With my car still unreliable, I thought I’d take the train to work. Unlike the last time I tried it, when I sat on a non-moving train for ages before it finally departed, this morning’s left bang on time, leaving me and about four other passengers behind cursing its departing carriages.
I would have caught the wretched thing if it hadn’t been for sodding “revenue protection staff” forming a physical barrier and forcing me to waste a valuable 5 minutes buying my ticket instead of deferring the purchase to ontrain staff if and when they deign to show themselves.
So, I find myself with an hour to kill kicking my heels at Nottingham Midland railway station. I spend most of it half-peoplewatching half-paperback novel reading. While Kinsey flies out to Fort Worth, I’m trying to suppress the psychopathy bubbling over that threatens to send me amok among the passengers.

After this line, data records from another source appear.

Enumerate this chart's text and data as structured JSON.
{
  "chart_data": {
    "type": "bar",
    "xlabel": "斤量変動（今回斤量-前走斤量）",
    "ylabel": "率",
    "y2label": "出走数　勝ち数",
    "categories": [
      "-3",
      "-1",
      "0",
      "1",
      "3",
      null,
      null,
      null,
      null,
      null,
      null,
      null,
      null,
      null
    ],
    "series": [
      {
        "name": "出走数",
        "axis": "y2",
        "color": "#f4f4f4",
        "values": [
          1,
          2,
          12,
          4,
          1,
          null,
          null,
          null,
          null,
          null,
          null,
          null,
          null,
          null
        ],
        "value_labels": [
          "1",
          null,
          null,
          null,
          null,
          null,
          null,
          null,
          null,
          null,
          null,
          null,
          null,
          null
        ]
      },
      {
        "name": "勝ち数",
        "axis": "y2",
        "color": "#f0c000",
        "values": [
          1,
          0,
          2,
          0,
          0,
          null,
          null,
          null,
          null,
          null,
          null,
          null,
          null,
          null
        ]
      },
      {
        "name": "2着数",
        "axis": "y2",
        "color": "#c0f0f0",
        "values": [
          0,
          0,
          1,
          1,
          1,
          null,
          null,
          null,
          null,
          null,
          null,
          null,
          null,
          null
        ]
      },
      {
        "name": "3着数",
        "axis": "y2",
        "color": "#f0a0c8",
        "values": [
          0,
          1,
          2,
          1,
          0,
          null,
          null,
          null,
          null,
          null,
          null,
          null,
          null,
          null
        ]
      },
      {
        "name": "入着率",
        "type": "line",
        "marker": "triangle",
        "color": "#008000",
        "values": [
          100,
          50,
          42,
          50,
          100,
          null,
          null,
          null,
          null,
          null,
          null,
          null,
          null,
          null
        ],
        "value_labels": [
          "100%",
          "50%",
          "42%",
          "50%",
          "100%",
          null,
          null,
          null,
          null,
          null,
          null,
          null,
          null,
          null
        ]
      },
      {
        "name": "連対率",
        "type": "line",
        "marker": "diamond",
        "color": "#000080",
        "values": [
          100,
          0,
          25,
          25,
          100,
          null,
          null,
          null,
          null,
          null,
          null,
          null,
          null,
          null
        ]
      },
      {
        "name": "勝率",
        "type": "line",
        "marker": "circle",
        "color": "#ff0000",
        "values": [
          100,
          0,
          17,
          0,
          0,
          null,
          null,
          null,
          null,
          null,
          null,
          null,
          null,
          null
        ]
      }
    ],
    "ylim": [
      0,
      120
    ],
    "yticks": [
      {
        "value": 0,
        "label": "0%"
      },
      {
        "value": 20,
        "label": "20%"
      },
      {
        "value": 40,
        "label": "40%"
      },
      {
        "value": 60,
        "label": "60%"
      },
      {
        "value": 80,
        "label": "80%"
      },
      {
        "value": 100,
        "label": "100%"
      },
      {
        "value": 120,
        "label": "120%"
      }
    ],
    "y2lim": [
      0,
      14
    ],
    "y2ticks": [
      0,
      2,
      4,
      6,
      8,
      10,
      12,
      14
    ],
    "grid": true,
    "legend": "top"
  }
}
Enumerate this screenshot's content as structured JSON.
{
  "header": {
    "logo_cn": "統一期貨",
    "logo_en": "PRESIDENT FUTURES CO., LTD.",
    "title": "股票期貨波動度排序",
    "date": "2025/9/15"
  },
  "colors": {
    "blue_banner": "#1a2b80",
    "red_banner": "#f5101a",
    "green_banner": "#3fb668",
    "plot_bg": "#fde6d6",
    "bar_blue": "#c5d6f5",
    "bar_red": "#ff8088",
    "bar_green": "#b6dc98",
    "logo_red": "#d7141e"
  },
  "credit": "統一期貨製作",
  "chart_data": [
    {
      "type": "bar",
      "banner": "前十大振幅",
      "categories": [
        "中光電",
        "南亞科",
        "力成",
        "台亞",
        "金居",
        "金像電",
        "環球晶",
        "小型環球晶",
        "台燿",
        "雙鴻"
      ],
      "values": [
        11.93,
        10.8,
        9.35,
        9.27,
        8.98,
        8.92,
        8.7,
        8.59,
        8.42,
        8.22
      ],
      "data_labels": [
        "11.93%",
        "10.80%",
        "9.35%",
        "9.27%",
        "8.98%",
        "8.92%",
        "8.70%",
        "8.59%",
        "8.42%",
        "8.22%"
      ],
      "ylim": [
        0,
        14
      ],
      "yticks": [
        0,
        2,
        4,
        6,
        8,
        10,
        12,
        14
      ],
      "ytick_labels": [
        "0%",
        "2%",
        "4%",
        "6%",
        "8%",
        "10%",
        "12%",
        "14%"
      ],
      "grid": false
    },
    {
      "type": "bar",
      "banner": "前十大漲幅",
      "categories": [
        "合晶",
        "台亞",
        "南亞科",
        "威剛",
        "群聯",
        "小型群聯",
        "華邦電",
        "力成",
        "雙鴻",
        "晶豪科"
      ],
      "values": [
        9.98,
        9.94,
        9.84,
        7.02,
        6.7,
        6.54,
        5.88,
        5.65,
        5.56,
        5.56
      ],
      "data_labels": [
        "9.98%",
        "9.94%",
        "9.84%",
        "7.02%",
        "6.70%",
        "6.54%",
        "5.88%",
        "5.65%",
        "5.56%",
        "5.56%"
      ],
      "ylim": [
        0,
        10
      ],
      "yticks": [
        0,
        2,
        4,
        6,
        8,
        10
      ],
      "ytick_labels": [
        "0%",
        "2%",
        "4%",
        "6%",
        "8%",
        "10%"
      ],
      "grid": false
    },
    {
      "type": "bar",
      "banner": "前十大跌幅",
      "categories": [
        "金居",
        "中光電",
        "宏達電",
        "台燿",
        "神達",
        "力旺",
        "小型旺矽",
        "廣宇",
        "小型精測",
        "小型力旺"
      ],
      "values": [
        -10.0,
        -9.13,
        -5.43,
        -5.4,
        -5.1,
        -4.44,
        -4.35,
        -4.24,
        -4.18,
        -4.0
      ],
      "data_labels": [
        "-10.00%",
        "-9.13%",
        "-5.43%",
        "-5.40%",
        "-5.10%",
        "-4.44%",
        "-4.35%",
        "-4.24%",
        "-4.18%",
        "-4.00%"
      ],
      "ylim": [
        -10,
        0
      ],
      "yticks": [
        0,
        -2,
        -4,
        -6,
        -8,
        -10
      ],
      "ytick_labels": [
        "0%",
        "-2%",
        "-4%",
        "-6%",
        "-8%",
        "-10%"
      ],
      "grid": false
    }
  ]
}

Braying fools in expensive suits and ostentatious cufflinks. Leisure travellers dawdling at the ticket counter, not knowing what type of ticket they want, and in two minds even about their destination. The pillocks who reserve seats then don’t show up. The wanker who wrote the script for the woman who taped the announcements. The cretin who thought up the pricelist for the refreshment trolley. The drunk (at 10am?!) pillocks singing, for some unfathomable reason, the theme from The Italian Job.
It’s a far cry from my normal 35 minutes up the M1 with John Waite and Winnifred Robinson. Even if they do sometimes bring on the same psychopathic reaction.